Wicked City (1987) – Outlandish fantasy of alien “reptoids” living amongst humans and the Anti-Reptoid Squad cops pledged to bring them down.

The Revenger’s Tragedy is the only movie I’ve ever seen that rivals Titus for gleeful, over the top old school ultraviolence. I loved it but everyone else watching with me was all “Dafuq did I just watch?!”

“Nebraska” and “About Schmidt” aren’t obscure. The former was nominated for six Oscars, while the latter had nominations for best actor (Nicholson) and best actress (Kathy Bates). “Downfall” (which BrickBat meant to name instead of “The Lives of Others”) was nominated for best foreign language film. I love “Nebraska” and like the other two, but I don’t think they meet the OP’s criteria.

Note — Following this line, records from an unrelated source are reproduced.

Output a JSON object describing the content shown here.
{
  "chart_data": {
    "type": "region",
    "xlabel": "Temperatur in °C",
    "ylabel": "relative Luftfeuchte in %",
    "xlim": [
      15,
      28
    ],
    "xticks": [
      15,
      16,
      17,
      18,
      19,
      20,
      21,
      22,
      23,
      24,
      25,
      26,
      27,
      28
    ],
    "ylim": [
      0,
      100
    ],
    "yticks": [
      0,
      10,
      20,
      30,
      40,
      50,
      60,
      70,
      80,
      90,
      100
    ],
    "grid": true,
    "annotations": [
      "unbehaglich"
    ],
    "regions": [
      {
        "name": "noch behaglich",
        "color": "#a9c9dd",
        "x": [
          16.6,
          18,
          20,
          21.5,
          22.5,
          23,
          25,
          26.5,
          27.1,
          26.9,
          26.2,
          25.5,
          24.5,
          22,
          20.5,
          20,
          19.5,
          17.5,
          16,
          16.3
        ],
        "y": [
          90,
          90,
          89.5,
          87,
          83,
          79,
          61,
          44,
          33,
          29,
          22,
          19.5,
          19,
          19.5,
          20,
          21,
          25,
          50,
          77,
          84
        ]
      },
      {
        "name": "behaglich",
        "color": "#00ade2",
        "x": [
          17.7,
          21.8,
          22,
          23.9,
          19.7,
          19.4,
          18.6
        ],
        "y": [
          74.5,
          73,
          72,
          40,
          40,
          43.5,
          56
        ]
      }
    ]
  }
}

Based on conversations with people over the years, I’ve run into very few people that actually heard of those films, let alone saw them. It’s anecdotal. In any case, the OP didn’t use the term obscure, just that movies one thinks not many others have seen.

Good movie… I thought of a German movie made around 2004, called “The Edukators”, pretty cool movie.

I thought I’d posted this, but it must have been in a different, similar thread. Anyways, True Stories. It’s a really charming movie David Byrne made about his visiting a small town in Texas about to celebrate its sesquicentennial. That’s why it says “A film about a bunch of people in Virgil Texas” on the titlecard.

Auto Focus is another Greatest Movie No One Has Seen. Greg Kinnear plays Bob Crane as he descends into depravity during and after his career on Hogan’s Heroes.

Fantastic Planet gave me the heebie-jeebies, but A Town Called Panic was a riot.

Good lord. Men in tights. spiderman, batman, superman. Very few people have actually heard of fuck all. Don’t know who Bette Davis, Cary Grant, or John Wayne are. No color, 'splosions, CGI? Jesus.